• Mums needs to learn to step aside when Dad takes over in parenting
Mothers are automatically the primary caregivers of babies since birth. But as the babies grow and start to recognise people and move about independently, they form other deeper relationships with different members of the family.
Fathers tend to shy away from heavy baby duties with smaller babies, perhaps they fear breaking or hurting the delicate offspring. However, as soon as the babies are grown enough, here comes the rumble tumble master!
Fathers become more involved when babies are semi-independent as they can walk on their own, talk or gesture their needs and, moreover, when babies can spend long periods of time away from mum.
Our baby is old enough to spend long periods of time with my husband without him needing my assistance. However, as our little one is still breastfeeding, his watch is rigged with some challenging times.
As a mother, my first reaction has always been to intervene and comfort the baby immediately, but when I watch my husband’s method of parenting unfold, I couldn't help recognising how integral it is for me to step back and let him take control of the situation.
As mothers, our instinct is to comfort our children and ‘coddle’ them out of difficult situations, but the reality of things is that babies need to learn how to overcome hardships from a young age. Whenever my son starts banging on the door to get to me, my first reaction is, “just let him in”. My husband, however, steers him away even as he throws tantrums and cries, but manages the situation in a calming manner so much so that I can't help but be envious.

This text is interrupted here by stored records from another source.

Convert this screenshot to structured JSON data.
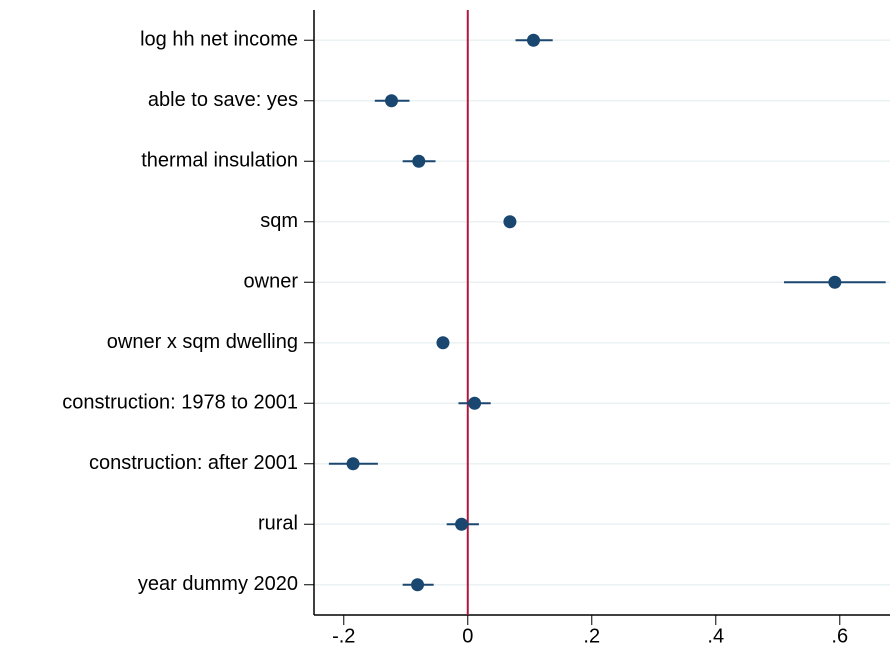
{
  "chart_data": {
    "type": "coefplot",
    "categories": [
      "log hh net income",
      "able to save: yes",
      "thermal insulation",
      "sqm",
      "owner",
      "owner x sqm dwelling",
      "construction: 1978 to 2001",
      "construction: after 2001",
      "rural",
      "year dummy 2020"
    ],
    "values": [
      0.106,
      -0.123,
      -0.079,
      0.068,
      0.592,
      -0.04,
      0.011,
      -0.185,
      -0.01,
      -0.081
    ],
    "ci_low": [
      0.077,
      -0.15,
      -0.105,
      0.065,
      0.51,
      -0.043,
      -0.015,
      -0.224,
      -0.034,
      -0.105
    ],
    "ci_high": [
      0.137,
      -0.094,
      -0.052,
      0.071,
      0.674,
      -0.037,
      0.037,
      -0.145,
      0.018,
      -0.055
    ],
    "color": "#1a476f",
    "reference_line": 0,
    "reference_color": "#b2163c",
    "xlim": [
      -0.248,
      0.681
    ],
    "xticks": [
      {
        "value": -0.2,
        "label": "-.2"
      },
      0,
      {
        "value": 0.2,
        "label": ".2"
      },
      {
        "value": 0.4,
        "label": ".4"
      },
      {
        "value": 0.6,
        "label": ".6"
      }
    ],
    "grid": true
  }
}
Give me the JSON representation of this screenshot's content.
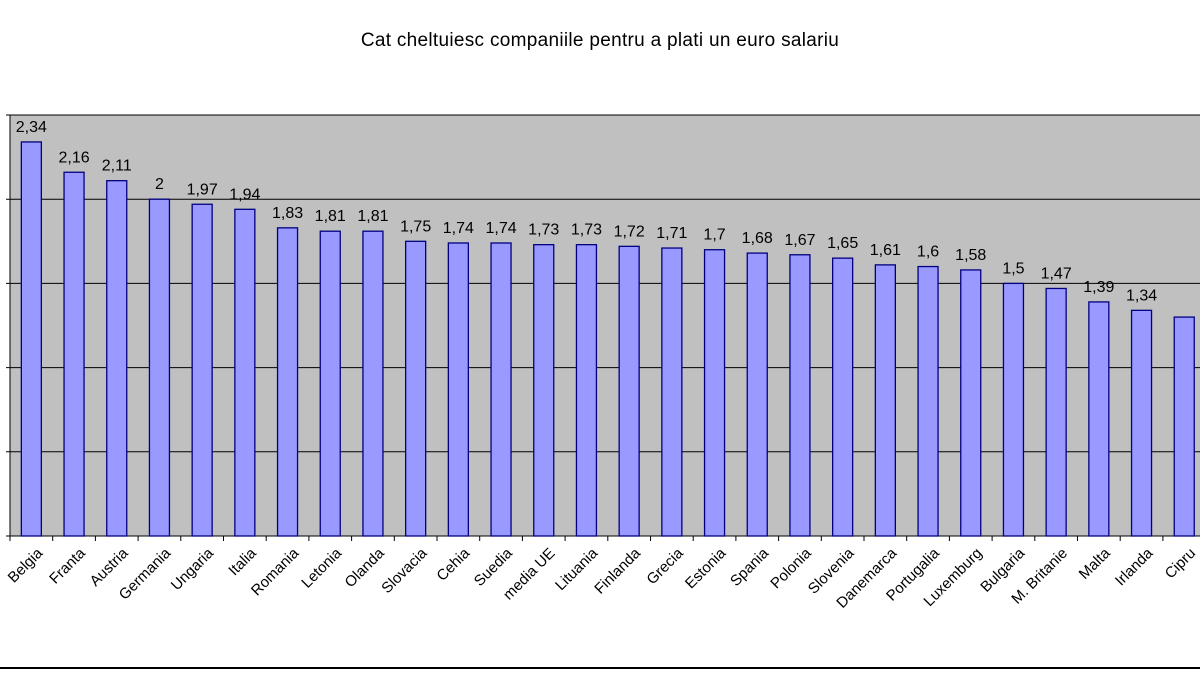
{
  "chart_data": {
    "type": "bar",
    "title": "Cat cheltuiesc companiile pentru a plati un euro salariu",
    "xlabel": "",
    "ylabel": "",
    "ylim": [
      0,
      2.5
    ],
    "grid": true,
    "legend": "none",
    "colors": {
      "bar": "#9999ff",
      "bar_edge": "#000080",
      "plot_bg": "#c0c0c0"
    },
    "categories": [
      "Belgia",
      "Franta",
      "Austria",
      "Germania",
      "Ungaria",
      "Italia",
      "Romania",
      "Letonia",
      "Olanda",
      "Slovacia",
      "Cehia",
      "Suedia",
      "media UE",
      "Lituania",
      "Finlanda",
      "Grecia",
      "Estonia",
      "Spania",
      "Polonia",
      "Slovenia",
      "Danemarca",
      "Portugalia",
      "Luxemburg",
      "Bulgaria",
      "M. Britanie",
      "Malta",
      "Irlanda",
      "Cipru"
    ],
    "values": [
      2.34,
      2.16,
      2.11,
      2,
      1.97,
      1.94,
      1.83,
      1.81,
      1.81,
      1.75,
      1.74,
      1.74,
      1.73,
      1.73,
      1.72,
      1.71,
      1.7,
      1.68,
      1.67,
      1.65,
      1.61,
      1.6,
      1.58,
      1.5,
      1.47,
      1.39,
      1.34,
      1.3
    ],
    "data_labels": [
      "2,34",
      "2,16",
      "2,11",
      "2",
      "1,97",
      "1,94",
      "1,83",
      "1,81",
      "1,81",
      "1,75",
      "1,74",
      "1,74",
      "1,73",
      "1,73",
      "1,72",
      "1,71",
      "1,7",
      "1,68",
      "1,67",
      "1,65",
      "1,61",
      "1,6",
      "1,58",
      "1,5",
      "1,47",
      "1,39",
      "1,34",
      ""
    ]
  }
}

I am a mother who is around my child 24/7. I can't tell you how many times a day I lose my cool or have little meltdown moments of my own. Watching my husband manage difficult situations while maintaining his composure is inspiring. I want to manage my son’s tantrums without feeling like a failure. I want to have the patience my husband does as he repeats the same things for an hour straight because the baby wants to hear them.
As the baby grows and spends more time with each of us individually, I cannot help but recognise that while we have different strategies in parenting, it is not that one is right while the other is wrong. It might be that mine is the ‘easier’ approach as I have been doing it for long, but it does not mean that the father’s methods are wrong.
I realised that for us to parent effectively, we must support each other in the way we handle the baby individually as well as the way we choose to parent together. For that to happen, I must accept and allow him to implement his own methods.